Chadha also takes criticism in the right way. I've always felt that the way she depicts her community is a little too romantic and tends to shy away from confrontation. It's a rose-tinted view of life where everything turns out fine in the end. It's even more annoying because away from the director's chair she's a perceptive watcher and commentator of Asian life in Britain. So why continually rehash the same story?
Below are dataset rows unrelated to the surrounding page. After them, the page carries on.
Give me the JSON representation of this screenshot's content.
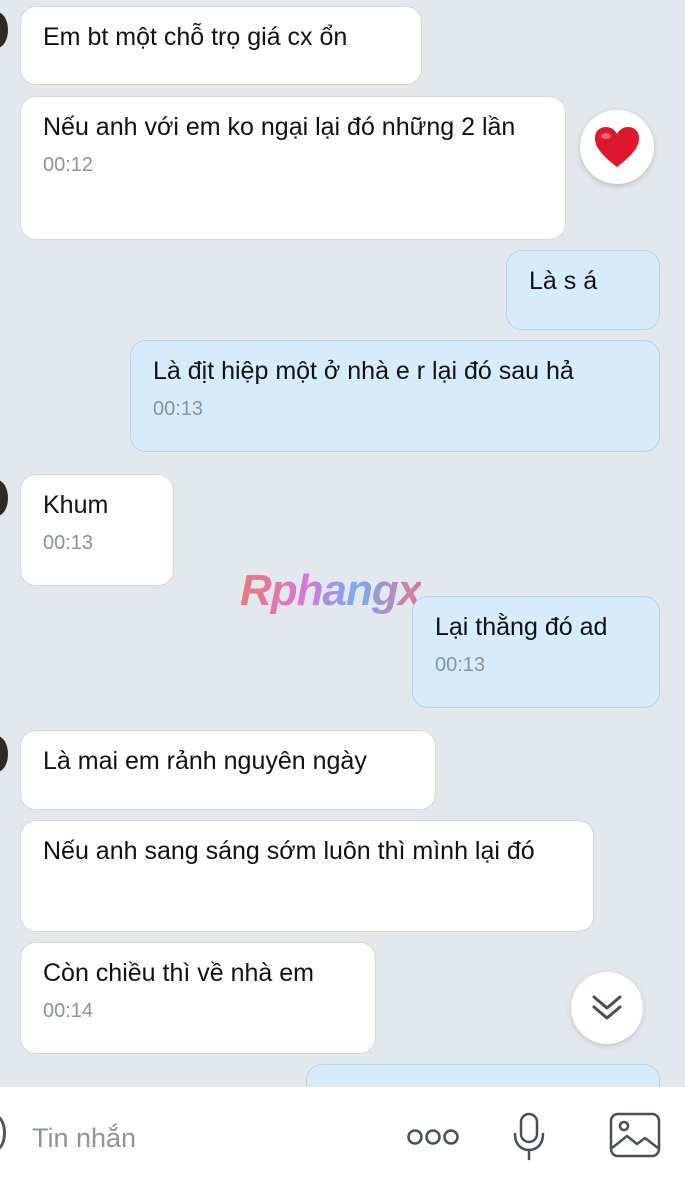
{
  "messages": [
    {
      "side": "in",
      "text": "Em bt một chỗ trọ giá cx ổn",
      "time": ""
    },
    {
      "side": "in",
      "text": "Nếu anh với em ko ngại lại đó những 2 lần",
      "time": "00:12"
    },
    {
      "side": "out",
      "text": "Là s á",
      "time": ""
    },
    {
      "side": "out",
      "text": "Là địt hiệp một ở nhà e r lại đó sau hả",
      "time": "00:13"
    },
    {
      "side": "in",
      "text": "Khum",
      "time": "00:13"
    },
    {
      "side": "out",
      "text": "Lại thằng đó ad",
      "time": "00:13"
    },
    {
      "side": "in",
      "text": "Là mai em rảnh nguyên ngày",
      "time": ""
    },
    {
      "side": "in",
      "text": "Nếu anh sang sáng sớm luôn thì mình lại đó",
      "time": ""
    },
    {
      "side": "in",
      "text": "Còn chiều thì về nhà em",
      "time": "00:14"
    }
  ],
  "reaction": {
    "icon": "heart-icon",
    "color": "#e0182d"
  },
  "watermark": "Rphangx",
  "composer": {
    "placeholder": "Tin nhắn",
    "icons": [
      "emoji-icon",
      "more-icon",
      "microphone-icon",
      "image-icon"
    ]
  },
  "colors": {
    "background": "#e3e7ee",
    "incoming": "#ffffff",
    "outgoing": "#d6ebfb"
  }
}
She admits that Angus also follows her favourite template: "I like telling the story of innocence moving into non-innocence; it's that journey from moving from child to woman; suddenly you move from being one thing to another and the world suddenly sees you as this rather than that. Obviously that comes down to me feeling that people are constantly judging me in different ways, they see me as one thing and are surprised when I'm something else. It's rooted in race and I find myself constantly trying to subvert who or what people think I am. It doesn't happen so much in England now, I don't think people look at us anymore and think we all have shops." She follows this with the quip, "Now they think we're all on the telly." In America she loves seeing the reaction from journalists when she tells them that her cultural hero is Bruce Springsteen.

British cinema should be thankful that Chadha is now a mother as it's unlikely that we're going to lose her to America again in the near future. "It's definitely going to be harder to choose what movie to do as I'm much more likely to choose movies that work around the children rather than the other way around.

"Now I would think twice about going over and doing an American film or getting on a plane to meet stars at the drop of a hat. There were two stars I was supposed to meet in the last months for potential projects and everyone was surprised when I said that I'd like to speak to them on the phone. I don't feel I need to go over any more as I've got so many good things happening over here."

She'll be able to show her face at Asian weddings without blushing about doing a non-Asian film as she reveals that one of these projects is "back in Beckham territory and set in Southall". Another idea germinating is a fantasy kids' adventure set in an elephant sanctuary in India.

The conversation is in full swing when Chadha turns into the archetypal Asian aunt and starts dishing out relationship advice. In riposte, I wonder what Chadha has done with her kids. She says: "They're upstairs. I put them to sleep just before I came so they'll be asleep for another hour yet." I squirm in my seat and turn off the tape recorder as I know I'm about to get interrogated for another hour. You can take the girl out of Southall but you can't take Southall out of the girl.